EU approves GM soybeans, Infant formula marketing laws get criminalised, Is mass medication really the answer?, Glyphosate alters human DNA, Supplements fight heart disease, An African diet for cancer prevention?
EU approves GM soybeans
Despite unresolved concerns over health risks the EU commission has allowed the import of genetically modified soybeans. The soybeans, produced by Bayer and Monsanto, can be used in food for human consumption as well as animal feed, and are capable of being, “sprayed with a combination of glyphosate and other herbicides such as dicamba or isoxaflute”. This decision has been made despite the European Food Safety Authority (EFSA) just recently stating that, “The health risks resulting from herbicide residues cannot be properly assessed, and that safety levels cannot be defined since the relevant data are missing”. Another case of EFSA’s revolving doors?
Infant formula marketing offences criminalised
“The UK government has introduced legislation that would make a company’s failure to fall in line with EU infant formula and baby food marketing laws a criminal offence subject to fines”. The move has been welcomed by breastfeeding campaign group Baby Milk Action who explain that the regulation, “brings formula and baby food marketing laws in line with the new EU regulations” which is “particularly important in ‘this confusing post-Brexit time’”.
Is mass medication really the answer?
In mid-October 2016 Mozambique are planning to introduce the mandatory fortification of flour, corn meal, cooking oil, sugar and salt in an attempt to tackle malnutrition. In 2010, when the Mozambican government approved plans to tackle malnutrition, the National Committee for Food Fortification in Mozambique (CONFAM) was formed. The committee developed standards between 2012 and 2015, and started to introduce voluntary food fortification from 2013 upwards. Food fortification may be widely recognised as on of the most effective public health interventions available to combat micronutrient deficiencies, however ANH-Intl has repeatedly shone a light on some of the less publicised pitfalls.
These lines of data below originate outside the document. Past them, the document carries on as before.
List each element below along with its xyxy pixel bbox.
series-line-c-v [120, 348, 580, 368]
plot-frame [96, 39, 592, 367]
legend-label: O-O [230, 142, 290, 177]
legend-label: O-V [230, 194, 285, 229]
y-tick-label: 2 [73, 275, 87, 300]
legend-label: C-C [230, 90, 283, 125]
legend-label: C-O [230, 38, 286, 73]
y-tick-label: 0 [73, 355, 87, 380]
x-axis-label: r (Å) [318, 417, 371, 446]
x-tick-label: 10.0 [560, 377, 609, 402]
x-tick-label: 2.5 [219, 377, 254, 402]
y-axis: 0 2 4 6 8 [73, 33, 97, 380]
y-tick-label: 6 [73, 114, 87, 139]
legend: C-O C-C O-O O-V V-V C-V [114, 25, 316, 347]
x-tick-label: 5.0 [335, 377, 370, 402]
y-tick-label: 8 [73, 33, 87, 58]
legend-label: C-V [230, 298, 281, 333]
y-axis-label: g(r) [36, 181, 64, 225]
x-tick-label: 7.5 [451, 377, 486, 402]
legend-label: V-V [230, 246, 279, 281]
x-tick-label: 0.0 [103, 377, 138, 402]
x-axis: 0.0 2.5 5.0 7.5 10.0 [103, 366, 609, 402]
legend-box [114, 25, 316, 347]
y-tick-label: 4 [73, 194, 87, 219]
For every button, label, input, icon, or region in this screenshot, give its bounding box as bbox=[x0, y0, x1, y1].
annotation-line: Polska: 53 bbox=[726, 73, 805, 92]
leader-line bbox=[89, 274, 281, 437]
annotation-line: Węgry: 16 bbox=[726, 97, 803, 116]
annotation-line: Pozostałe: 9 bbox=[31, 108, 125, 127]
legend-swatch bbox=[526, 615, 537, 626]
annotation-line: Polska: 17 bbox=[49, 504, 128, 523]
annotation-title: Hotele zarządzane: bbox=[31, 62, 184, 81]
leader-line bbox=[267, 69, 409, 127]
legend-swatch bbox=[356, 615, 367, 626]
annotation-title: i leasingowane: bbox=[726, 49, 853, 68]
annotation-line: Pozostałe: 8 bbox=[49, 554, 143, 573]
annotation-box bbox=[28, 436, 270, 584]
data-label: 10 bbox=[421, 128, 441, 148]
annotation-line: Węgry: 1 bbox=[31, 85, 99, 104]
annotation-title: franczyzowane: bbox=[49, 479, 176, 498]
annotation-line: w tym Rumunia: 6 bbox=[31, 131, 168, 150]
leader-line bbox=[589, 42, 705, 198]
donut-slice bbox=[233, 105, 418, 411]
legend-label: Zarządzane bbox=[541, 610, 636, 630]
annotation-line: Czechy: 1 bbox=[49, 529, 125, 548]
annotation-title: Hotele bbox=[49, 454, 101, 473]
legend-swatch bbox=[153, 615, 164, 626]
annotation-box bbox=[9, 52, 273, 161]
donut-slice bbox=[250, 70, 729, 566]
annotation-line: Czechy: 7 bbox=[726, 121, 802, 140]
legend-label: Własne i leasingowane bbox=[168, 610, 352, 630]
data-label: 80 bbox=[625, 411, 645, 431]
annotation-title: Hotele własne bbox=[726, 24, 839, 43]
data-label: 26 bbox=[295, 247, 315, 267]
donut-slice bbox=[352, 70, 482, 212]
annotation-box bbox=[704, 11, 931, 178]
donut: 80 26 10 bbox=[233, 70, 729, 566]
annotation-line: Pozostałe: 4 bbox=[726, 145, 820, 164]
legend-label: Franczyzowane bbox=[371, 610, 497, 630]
Some studies have suggested that folic acid fortification can in some instances be linked to an increase in cancer risk, which has led us to ask whether, “mass medication is really appropriate or necessary?”
Glyphosate alters human DNA
A new review of scientific literature has linked glyphosate, the active chemical in Monsanto’s number one selling herbicide, Round Up, to a range of different diseases through a new mechanism that modifies DNA functioning. The authors of the study found that, “Glyphosate acts as a glycine analogue that incorporates into peptides during protein synthesis. In this process, it alters a number of proteins that depend on conserved glycine for proper function. According to the authors, glyphosate substitution for glycine correlates with several diseases, including diabetes, obesity, asthma, Alzheimer’s disease, amyotrophic lateral sclerosis (ALS), and Parkinson’s disease, among others.” If this isn’t enough to prove that the ‘probably carcinogenic’ chemical should be actively avoided in our diet then we wonder what is?
Supplements fight heart disease
A recent study has suggested that nutraceuticals could have a significant positive impact in the fight against heart disease. The authors reviewed many existing studies and found beneficial effects from “a number of well-known nutraceuticals such as omega-3 fatty acids found in fish oil, hydroxytyrosol present in olive oil, dietary fibre, allicin present in garlic, phytosterols in plants, and flavonols in green tea and cocoa products”. The authors go so far as to say that, “The current literature points to immense promise on the use of nutraceuticals as a complementary strategy to current therapies in both the prevention and treatment of atherosclerosis”.
Can an African diet can help prevent cancer?
Recent research is suggesting that an ‘African diet’, low in protein and fats and high in whole food carbohydrates, resistant starch and fibre can reduce the risk of developing colon cancer. The study nicknamed The African Diet Swap took individuals from Pittsburgh and rural South Africa, swapping their diets under tightly controlled conditions for two weeks. During the process the researchers measured biological markers that indicate colon cancer risk and studied samples of bacteria taken from the colon. “After two weeks on the high-carb, high-fiber African diet, the African American group had significantly less colon inflammation and a dramatic drop in multiple risk factors for colon cancer. In the rural African group eating American food rich in animal proteins and fats, cancer risk markers increased dramatically after two weeks on the western diet.”.